My name is Chloe, and I am an honours student at the University of Western Australia and a research associate at the Western Australian Museum. I am completing a marine science-focused honours degree, specifically looking at the phylogenetics of Pterasteridae, a family of sea stars. Pterasteridae have an inflated appearance, like a cushion star and a prominent osculum, or a hole in the centre of the animal, from which they expel mucus.
As part of my project, I will be analysing the DNA of many species within Pterasteridae and generating the first robust phylogeny of the family to find out how closely related genera and species within the family are to one another. I will also be identifying over fifty specimens currently held at the museum to the species level and sequencing multiple genes for each species.
I am fortunate that my project supervisor is Dr Nerida Wilson, one of the amazing women leading the Australian Mesophotic Coral Examination cruise.

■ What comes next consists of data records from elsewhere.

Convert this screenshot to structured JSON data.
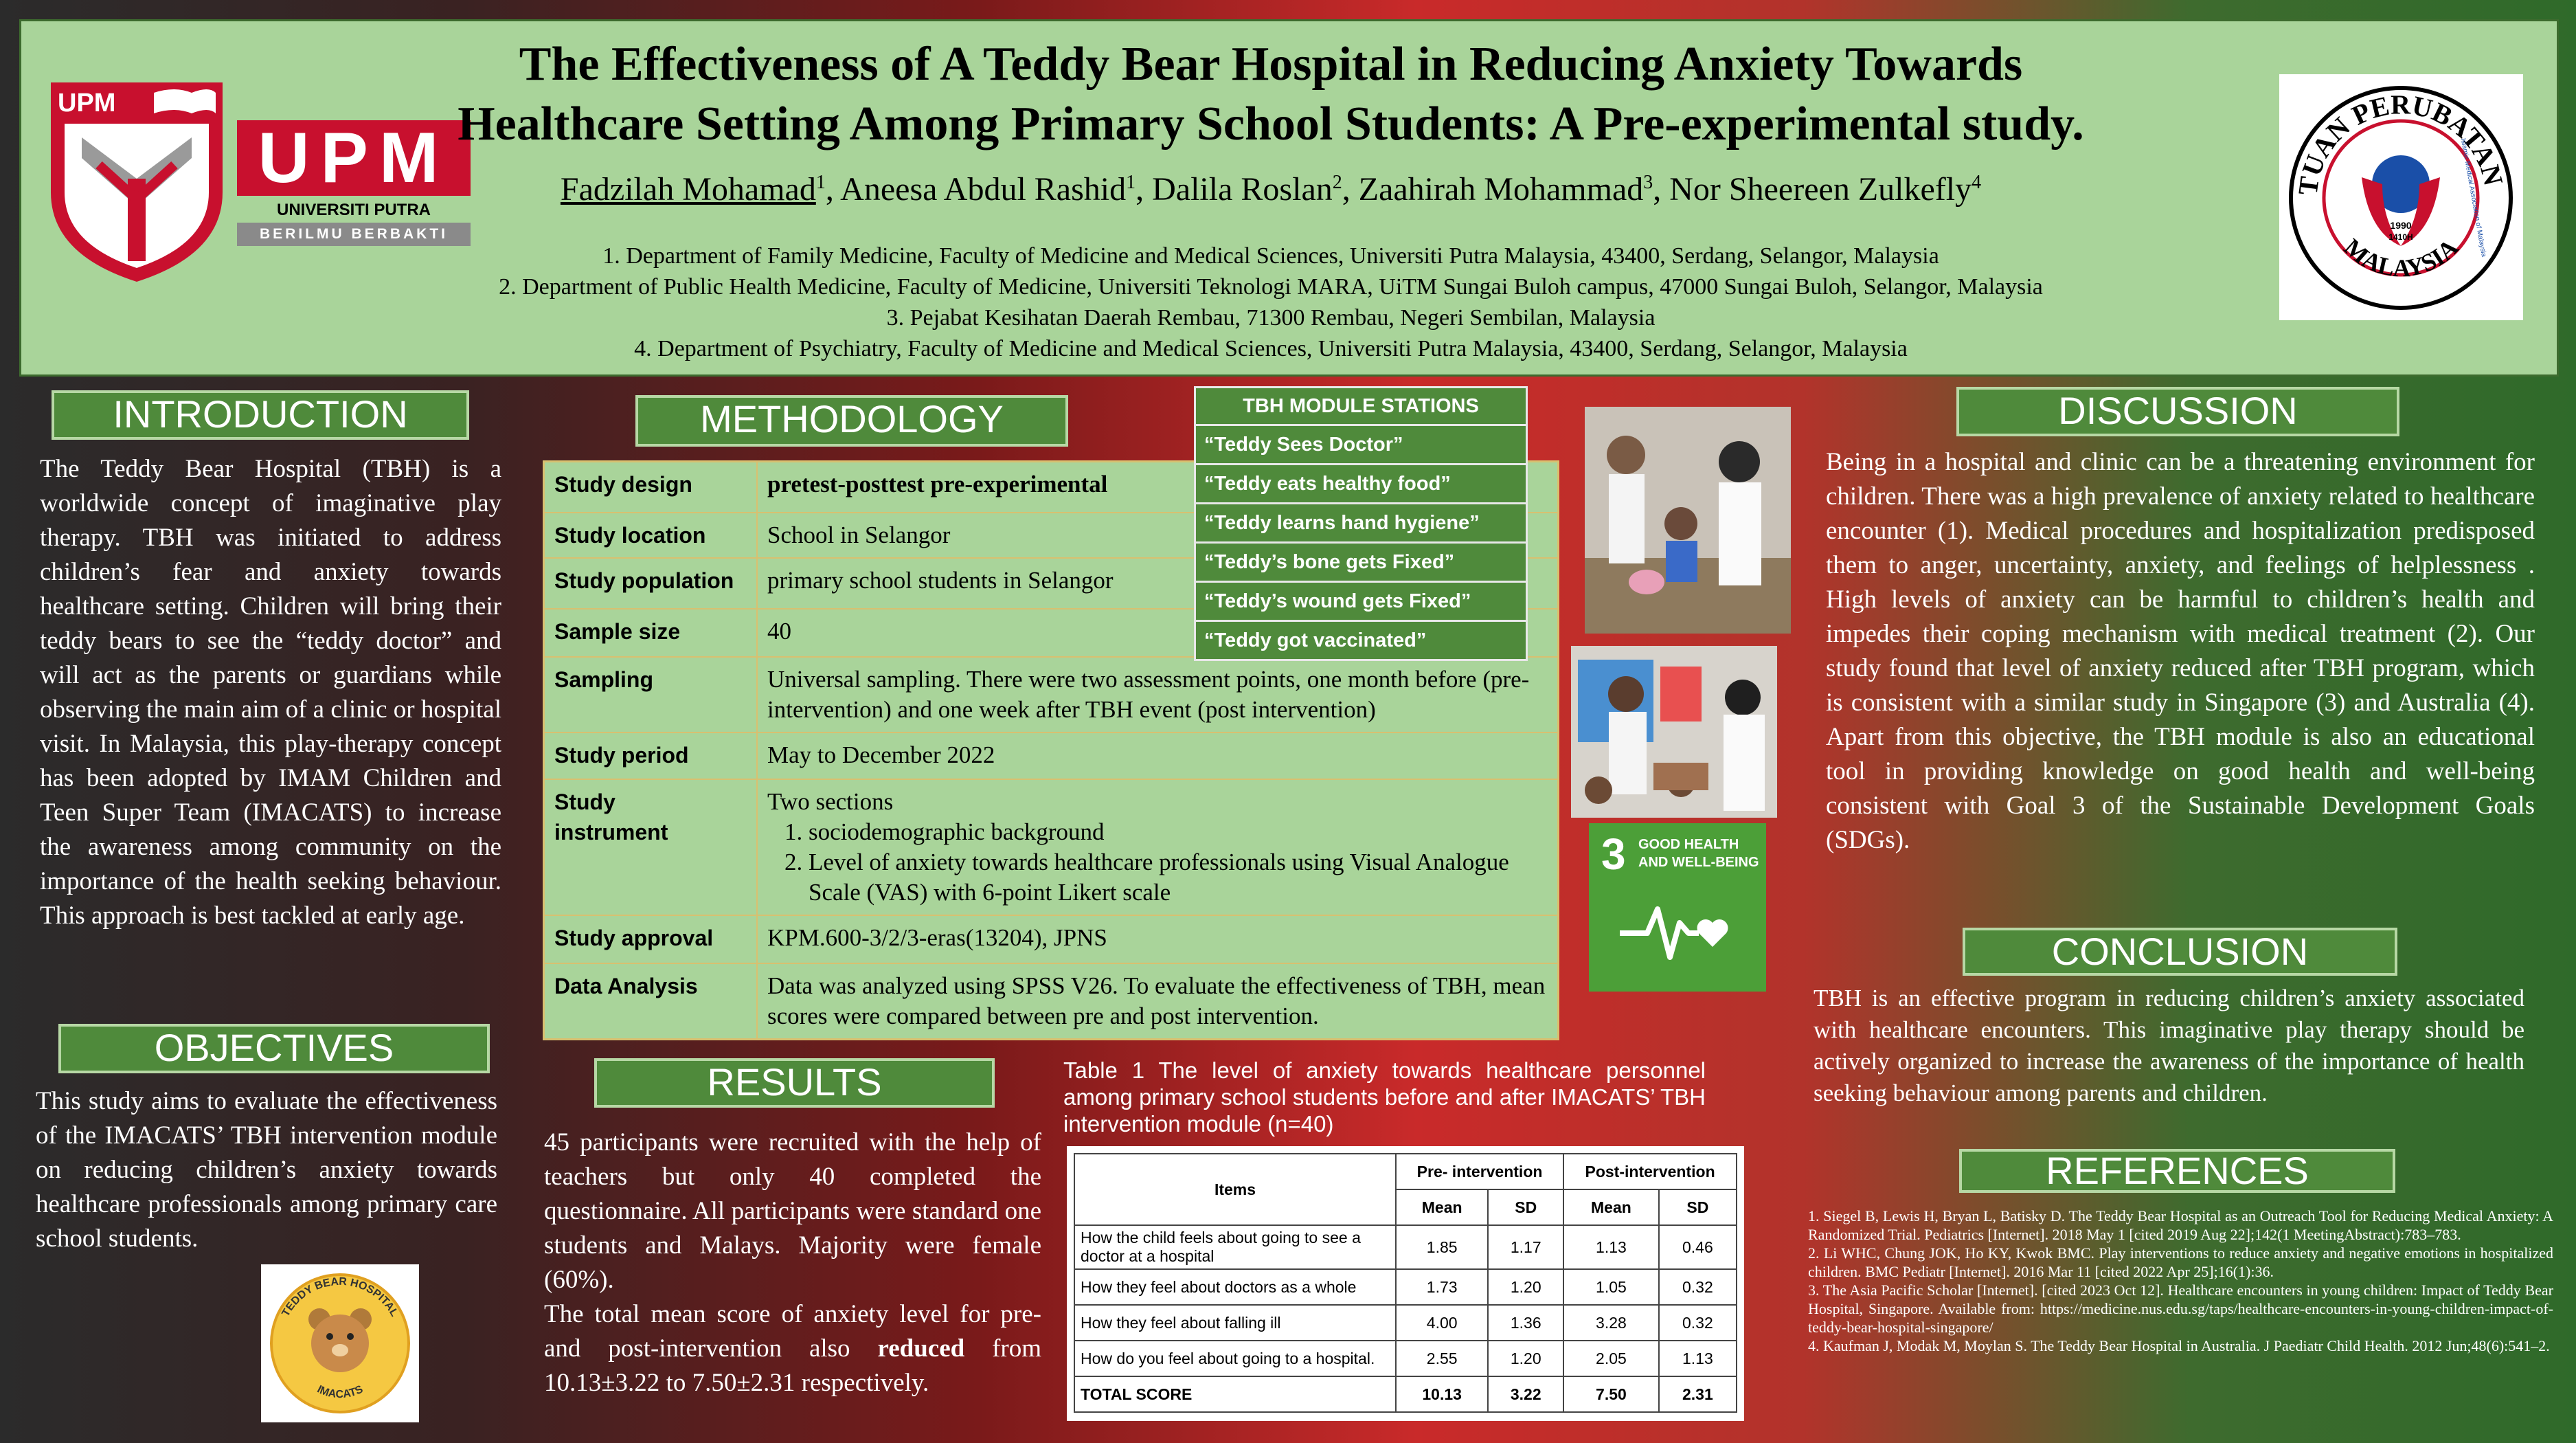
{
  "header": {
    "title_line1": "The Effectiveness of A Teddy Bear Hospital in Reducing Anxiety Towards",
    "title_line2": "Healthcare Setting Among Primary School Students: A Pre-experimental study.",
    "authors": [
      {
        "name": "Fadzilah Mohamad",
        "sup": "1"
      },
      {
        "name": "Aneesa Abdul Rashid",
        "sup": "1"
      },
      {
        "name": "Dalila Roslan",
        "sup": "2"
      },
      {
        "name": "Zaahirah Mohammad",
        "sup": "3"
      },
      {
        "name": "Nor Sheereen Zulkefly",
        "sup": "4"
      }
    ],
    "affiliations": [
      "1.      Department of Family Medicine, Faculty of Medicine and Medical Sciences, Universiti Putra Malaysia, 43400, Serdang, Selangor, Malaysia",
      "2.      Department of Public Health Medicine, Faculty of Medicine, Universiti Teknologi MARA, UiTM Sungai Buloh campus,  47000 Sungai Buloh, Selangor, Malaysia",
      "3.      Pejabat Kesihatan Daerah Rembau, 71300 Rembau, Negeri Sembilan, Malaysia",
      "4.      Department of Psychiatry, Faculty of Medicine and Medical Sciences, Universiti Putra Malaysia, 43400, Serdang, Selangor, Malaysia"
    ]
  },
  "logos": {
    "upm_badge": "UPM",
    "upm_word": "UPM",
    "upm_name": "UNIVERSITI PUTRA MALAYSIA",
    "upm_motto": "BERILMU BERBAKTI",
    "imam_ring_top": "PERSATUAN PERUBATAN ISLAM",
    "imam_ring_bottom": "MALAYSIA",
    "imam_inner": "Islamic Medical Association of Malaysia",
    "imam_year": "1990",
    "imam_hijri": "1410H",
    "imacats_top": "TEDDY BEAR HOSPITAL",
    "imacats_bottom": "IMACATS"
  },
  "introduction": {
    "heading": "INTRODUCTION",
    "text": "The Teddy Bear Hospital (TBH) is a worldwide concept of imaginative play therapy. TBH was initiated to address children’s fear and anxiety towards healthcare setting. Children will bring their teddy bears to see the “teddy doctor” and will act as the parents or guardians while observing the main aim of a clinic or hospital visit. In Malaysia, this play-therapy concept has been adopted by IMAM Children and Teen Super Team (IMACATS) to increase the awareness among community on the importance of the health seeking behaviour. This approach is best tackled at early age."
  },
  "objectives": {
    "heading": "OBJECTIVES",
    "text": "This study aims to evaluate the effectiveness of the IMACATS’ TBH intervention module on reducing children’s anxiety towards healthcare professionals among primary care school students."
  },
  "methodology": {
    "heading": "METHODOLOGY",
    "rows": {
      "design": {
        "label": "Study design",
        "value": "pretest-posttest pre-experimental"
      },
      "location": {
        "label": "Study location",
        "value": "School in Selangor"
      },
      "population": {
        "label": "Study population",
        "value": "primary school students in Selangor"
      },
      "sample": {
        "label": "Sample size",
        "value": "40"
      },
      "sampling": {
        "label": "Sampling",
        "value": "Universal sampling. There were two assessment points, one month before (pre-intervention) and one week after TBH event (post intervention)"
      },
      "period": {
        "label": "Study period",
        "value": "May to December 2022"
      },
      "instrument": {
        "label_line1": "Study",
        "label_line2": "instrument",
        "value": "Two sections",
        "item1": "sociodemographic background",
        "item2": "Level of anxiety towards healthcare professionals using Visual Analogue Scale (VAS) with 6-point Likert scale"
      },
      "approval": {
        "label": "Study approval",
        "value": "KPM.600-3/2/3-eras(13204), JPNS"
      },
      "analysis": {
        "label": "Data Analysis",
        "value": "Data was analyzed using SPSS V26. To evaluate the effectiveness of TBH, mean scores were compared between pre and post intervention."
      }
    }
  },
  "stations": {
    "heading": "TBH MODULE STATIONS",
    "items": [
      "“Teddy Sees Doctor”",
      "“Teddy eats healthy food”",
      "“Teddy learns hand hygiene”",
      "“Teddy’s bone gets Fixed”",
      "“Teddy’s wound gets Fixed”",
      "“Teddy got vaccinated”"
    ]
  },
  "sdg": {
    "number": "3",
    "line1": "GOOD HEALTH",
    "line2": "AND WELL-BEING"
  },
  "results": {
    "heading": "RESULTS",
    "text_part1": "45 participants were recruited with the help of teachers but only 40 completed the questionnaire. All participants were standard one students and Malays. Majority were female (60%).",
    "text_part2": "The total mean score of anxiety level for pre- and post-intervention also",
    "text_bold": "reduced",
    "text_part3": "from 10.13±3.22 to 7.50±2.31 respectively."
  },
  "table1": {
    "caption": "Table 1 The level of anxiety towards healthcare personnel among primary school students before and after IMACATS’ TBH intervention module (n=40)",
    "col_items": "Items",
    "col_pre": "Pre- intervention",
    "col_post": "Post-intervention",
    "col_mean": "Mean",
    "col_sd": "SD",
    "rows": [
      {
        "item": "How the child feels about going to see a doctor at a hospital",
        "pre_mean": "1.85",
        "pre_sd": "1.17",
        "post_mean": "1.13",
        "post_sd": "0.46"
      },
      {
        "item": "How they feel about doctors as a whole",
        "pre_mean": "1.73",
        "pre_sd": "1.20",
        "post_mean": "1.05",
        "post_sd": "0.32"
      },
      {
        "item": "How they feel about falling ill",
        "pre_mean": "4.00",
        "pre_sd": "1.36",
        "post_mean": "3.28",
        "post_sd": "0.32"
      },
      {
        "item": "How do you feel about going to a hospital.",
        "pre_mean": "2.55",
        "pre_sd": "1.20",
        "post_mean": "2.05",
        "post_sd": "1.13"
      },
      {
        "item": "TOTAL SCORE",
        "pre_mean": "10.13",
        "pre_sd": "3.22",
        "post_mean": "7.50",
        "post_sd": "2.31"
      }
    ]
  },
  "discussion": {
    "heading": "DISCUSSION",
    "text": "Being in a hospital and clinic can be a threatening environment for children. There was a high prevalence of anxiety related to healthcare encounter (1). Medical procedures and hospitalization predisposed them to anger, uncertainty, anxiety, and feelings of helplessness . High levels of anxiety can be harmful to children’s health and impedes their coping mechanism with medical treatment (2). Our study found that level of anxiety reduced after TBH program, which is consistent with a similar study in Singapore (3) and Australia (4). Apart from this objective, the TBH module is also an educational tool in providing knowledge on good health and well-being consistent with Goal 3 of the Sustainable Development Goals (SDGs)."
  },
  "conclusion": {
    "heading": "CONCLUSION",
    "text": "TBH is an effective program in reducing children’s anxiety associated with healthcare encounters. This imaginative play therapy should be actively organized to increase the awareness of the importance of health seeking behaviour among parents and children."
  },
  "references": {
    "heading": "REFERENCES",
    "items": [
      "1.        Siegel B, Lewis H, Bryan L, Batisky D. The Teddy Bear Hospital as an Outreach Tool for Reducing Medical Anxiety: A Randomized Trial. Pediatrics [Internet]. 2018 May 1 [cited 2019 Aug 22];142(1 MeetingAbstract):783–783.",
      "2.        Li WHC, Chung JOK, Ho KY, Kwok BMC. Play interventions to reduce anxiety and negative emotions in hospitalized children. BMC Pediatr [Internet]. 2016 Mar 11 [cited 2022 Apr 25];16(1):36.",
      "3.        The Asia Pacific Scholar [Internet]. [cited 2023 Oct 12]. Healthcare encounters in young children: Impact of Teddy Bear Hospital, Singapore. Available from: https://medicine.nus.edu.sg/taps/healthcare-encounters-in-young-children-impact-of-teddy-bear-hospital-singapore/",
      "4.        Kaufman J, Modak M, Moylan S. The Teddy Bear Hospital in Australia. J Paediatr Child Health. 2012 Jun;48(6):541–2."
    ]
  }
}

She invited me to participate in the Australian Mesophotic Coral Examination expedition as a research assistant and has taught me how to handle, subsample, and preserve marine specimens.
As a research assistant on the R/V Falkor, I spend my days tracking specimen collections on Sealog. Sealog is a program designed to help us create a database of information from dives with the ROV. As we move along the seafloor, Sealog takes photographs in 5-second intervals and records vital information for each photo such as coordinates, depth, time, etc. Sealog also allows me to record information about any specimens we find that we’d like to collect. I can record what a specimen looks like in situ, what time we found it, and where it is positioned in the ROV SuBastian’s quivers and bio boxes, so I can keep track and collect the samples efficiently.

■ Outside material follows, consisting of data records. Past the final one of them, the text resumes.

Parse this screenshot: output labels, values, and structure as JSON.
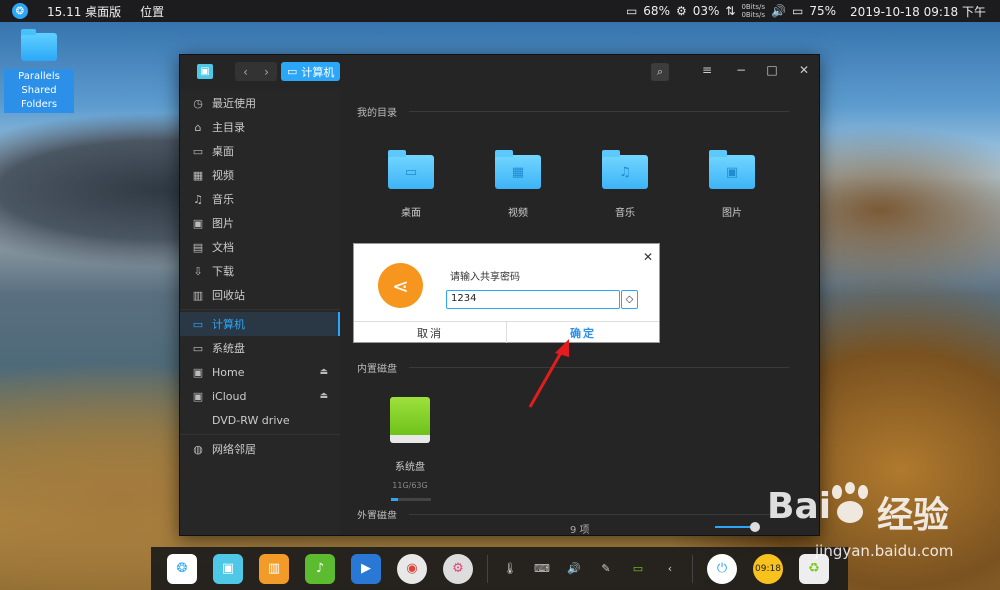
{
  "topbar": {
    "version": "15.11 桌面版",
    "position": "位置",
    "disk": "68%",
    "cpu": "03%",
    "net_up": "0Bits/s",
    "net_down": "0Bits/s",
    "battery": "75%",
    "datetime": "2019-10-18 09:18 下午"
  },
  "desktop": {
    "icon_label": "Parallels Shared Folders"
  },
  "window": {
    "breadcrumb": "计算机",
    "sidebar": [
      {
        "label": "最近使用",
        "icon": "clock-icon"
      },
      {
        "label": "主目录",
        "icon": "home-icon"
      },
      {
        "label": "桌面",
        "icon": "desktop-icon"
      },
      {
        "label": "视频",
        "icon": "video-icon"
      },
      {
        "label": "音乐",
        "icon": "music-icon"
      },
      {
        "label": "图片",
        "icon": "picture-icon"
      },
      {
        "label": "文档",
        "icon": "document-icon"
      },
      {
        "label": "下载",
        "icon": "download-icon"
      },
      {
        "label": "回收站",
        "icon": "trash-icon"
      },
      {
        "label": "计算机",
        "icon": "computer-icon"
      },
      {
        "label": "系统盘",
        "icon": "disk-icon"
      },
      {
        "label": "Home",
        "icon": "drive-icon"
      },
      {
        "label": "iCloud",
        "icon": "drive-icon"
      },
      {
        "label": "DVD-RW drive",
        "icon": ""
      },
      {
        "label": "网络邻居",
        "icon": "network-icon"
      }
    ],
    "sections": {
      "my_dirs": "我的目录",
      "internal_disks": "内置磁盘",
      "external_disks": "外置磁盘"
    },
    "folders": [
      "桌面",
      "视频",
      "音乐",
      "图片"
    ],
    "disk": {
      "label": "系统盘",
      "size": "11G/63G",
      "used_fraction": 0.17
    },
    "status": {
      "count": "9 项"
    }
  },
  "dialog": {
    "prompt": "请输入共享密码",
    "value": "1234",
    "cancel": "取消",
    "ok": "确定"
  },
  "watermark": {
    "brand": "Bai",
    "brand2": "经验",
    "url": "jingyan.baidu.com"
  },
  "dock_clock": "09:18",
  "colors": {
    "accent": "#2ca7f8",
    "dialog_icon": "#f7961e",
    "disk": "#7cc922"
  }
}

Once we have finished collecting samples for the day, the ROV surfaces. We then fill buckets with seawater, collect the specimens and bring them back to the lab to be photographed, subsampled, and preserved. My primary role in the laboratory is to keep track of the specimens (and sometimes the team). I am in charge of:
- Tracking which specimens in the lab have been processed and still need to be processed
- Assigning specimens a WAM ID number and creating labels for their lab photos
- Collecting, labelling, and storing 96% ethanol cryotubes that hold the extracted subsample tissue.
This process allows the specimens and their corresponding tissue samples to be easily searched for in the WA museum database and located within their massive collection. Once added to the database, the specimens we are collecting on this trip can be loaned by scientists working on various projects for years to come.
My honours project is invertebrate taxonomy focussed, so Nerida and Corey Whisson, another scientist from WAM, often teach me new things about the invertebrates we are preserving and then give me pop quizzes while we work. So far, Nerida has taught me how to subsample a seastar, and Corey has shown me how to fix a specimen in ethanol. This one-on-one style of teaching from experts in their fields, and hands-on experience out in the field, is a rare opportunity that I am very fortunate to have. The skills and knowledge I am gaining are vital for my research project and my future career as a marine scientist.
So far, what we have seen on this trip has challenged the assumptions I held previously about the mesophotic zone. I expected to see a reduction in species abundance as we moved from 50 to 150 meters deep, as we typically see a higher quantity of species in shallow depths where light can easily be absorbed. As we go deeper, the number of species that can function on the amount of light that reaches these areas reduces until you reach the deep sea, which is full of highly specialised species that do not need sunlight to survive.
At Ashmore Reef, we have seen a high variation in abundance at various depths. At location one, dive 405, we saw barely anything at 50 meters and high abundance at 150 meters. This was the opposite of today’s dive, 410, where we saw an extremely high abundance, particularly of corals, at 150m compared to sparser areas of biodiversity on yesterday’s dive, 409, at 150 and 100 meters in the same location. Species abundance appears to be related more closely to the substrate in locations around the reef, with higher abundance found on the limestone substrate than sandy areas. This shows how important it is to explore the mesophotic zone to understand the biodiversity of this understudied ecosystem.
Having women like Nerida Wilson and Karen Miller, our chief scientist, leading this cruise has been such a valuable experience for me. This cruise has allowed me to learn about countless species that we have come across with ROV SuBastian that I never knew existed from experts, Karen being an expert on coral reefs and Nerida on marine invertebrates. As a woman in science myself, I know first-hand that science is still a predominantly male-dominated field, and so having two women to watch and learn from has been both exciting and encouraging. Nerida and Karen have quickly become role models to me, and having the chance to learn from them and work alongside them makes me feel confident in my choice to pursue a career in marine science.
Before this trip, my passions were sharks and the deep sea. To my surprise, early into this trip we came close to both, taking the ROV down to almost 200 metres and encountering a couple of white tip sharks. This opportunity has convinced me that I am on the right path towards an exciting and rewarding career. I cannot be more thankful to the Schmidt Ocean Institute, the University of Western Australia, the Western Australian Museum, and particularly Nerida for this incredible opportunity. I cannot wait to see what the rest of the trip has in store for us.